DeepMind focused on the “no press” variant of Diplomacy, where no explicit communication is allowed. It trained reinforcement learning agents — agents that take actions to maximize some reward — using an approach called Sampled Best Responses (SBR), which handled the large number of actions (10⁶⁴) players can take in Diplomacy, with a policy iteration technique that approximates the best responses to players’ actions as well as fictitious play.

At each iteration, DeepMind’s system creates a data set of games, with actions chosen by a module called an improvement operator that uses a previous strategy (policy) and value function to find a policy that defeats the previous policy. It then trains the policy and value functions to predict the actions the improvement operator will choose as well as the game results.

The aforementioned SBR identifies policies that maximize the expected return for the system’s agents against opponents’ policies.

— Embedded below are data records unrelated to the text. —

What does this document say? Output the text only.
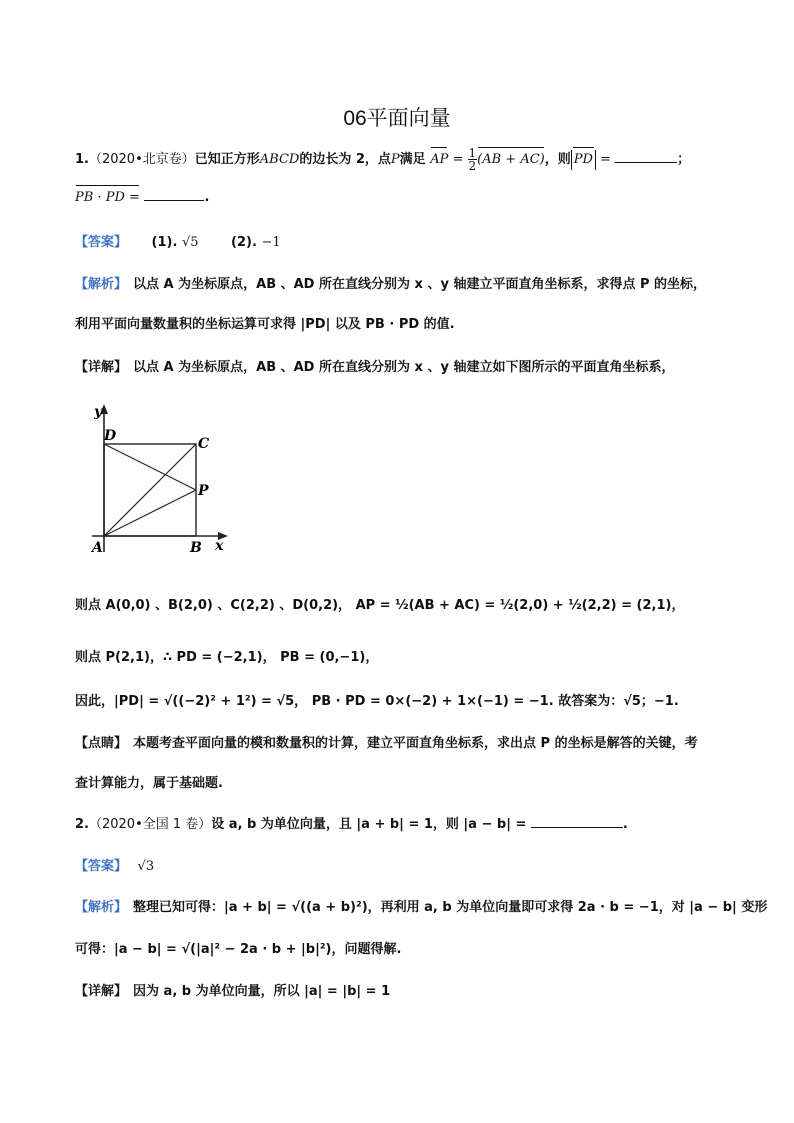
06平面向量
1.（2020•北京卷）已知正方形ABCD的边长为 2，点P满足 AP = $\frac{1}{2} (AB + AC)$，则 PD =	；
PB · PD =	.
【答案】 (1). √5	(2). −1
【解析】 以点 A 为坐标原点，AB 、AD 所在直线分别为 x 、y 轴建立平面直角坐标系，求得点 P 的坐标，
利用平面向量数量积的坐标运算可求得 |PD| 以及 PB · PD 的值.
【详解】 以点 A 为坐标原点，AB 、AD 所在直线分别为 x 、y 轴建立如下图所示的平面直角坐标系，
y
x
D	C
P
A	B
则点 A(0,0) 、B(2,0) 、C(2,2) 、D(0,2)， AP = ½(AB + AC) = ½(2,0) + ½(2,2) = (2,1)，
则点 P(2,1)，∴ PD = (−2,1)， PB = (0,−1)，
因此，|PD| = √((−2)² + 1²) = √5， PB · PD = 0×(−2) + 1×(−1) = −1. 故答案为：√5；−1.
【点睛】 本题考查平面向量的模和数量积的计算，建立平面直角坐标系，求出点 P 的坐标是解答的关键，考
查计算能力，属于基础题.
2.（2020•全国 1 卷）设 a, b 为单位向量，且 |a + b| = 1，则 |a − b| =	.
【答案】 √3
【解析】 整理已知可得：|a + b| = √((a + b)²)，再利用 a, b 为单位向量即可求得 2a · b = −1，对 |a − b| 变形
可得：|a − b| = √(|a|² − 2a · b + |b|²)，问题得解.
【详解】 因为 a, b 为单位向量，所以 |a| = |b| = 1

SBR is coupled with Best Response Policy Iteration (BRPI), a family of algorithms tailored to using SBRs in many-player games, the most sophisticated of which trains the policies to predict only the latest BR and explicitly averages historical checkpoints to provide the current empirical strategy.

To evaluate the system’s performance, DeepMind measured the head-to-head win rates against six agents from different algorithms and against a population of six players independently drawn from a reference corpus. They also considered “meta-games” between checkpoints of one training run to test for consistent improvement and examined the exploitability (the margin by which an adversary would defeat a population of agents) of the game-playing agents.

The system’s win rates weren’t especially high — averaged over five seeds of each game, they ranged between 12.7% and 32.5% — but DeepMind notes that they represent a large improvement over agents trained with supervised learning. Against one algorithm in particular — DipNet — in a 6-to-1 game, where six of the agents were controlled by DeepMind’s system, the win rates of DeepMind’s agents improved steadily through training.

In future work, the researchers plan to investigate ways to reduce the agents’ exploitability and build agents that reason about the incentives of others, potentially through communication. “Using [reinforcement learning] to improve game-play in … Diplomacy is a prerequisite for investigating the complex mixed motives and many-player aspects of this game … Beyond the direct impact on Diplomacy, possible applications of our method include business, economic, and logistics domains … In providing the capability of training a tactical baseline agent for Diplomacy or similar games, this work also paves the way for research into agents that are capable of forming alliances and use more advanced communication abilities, either with other machines or with humans.”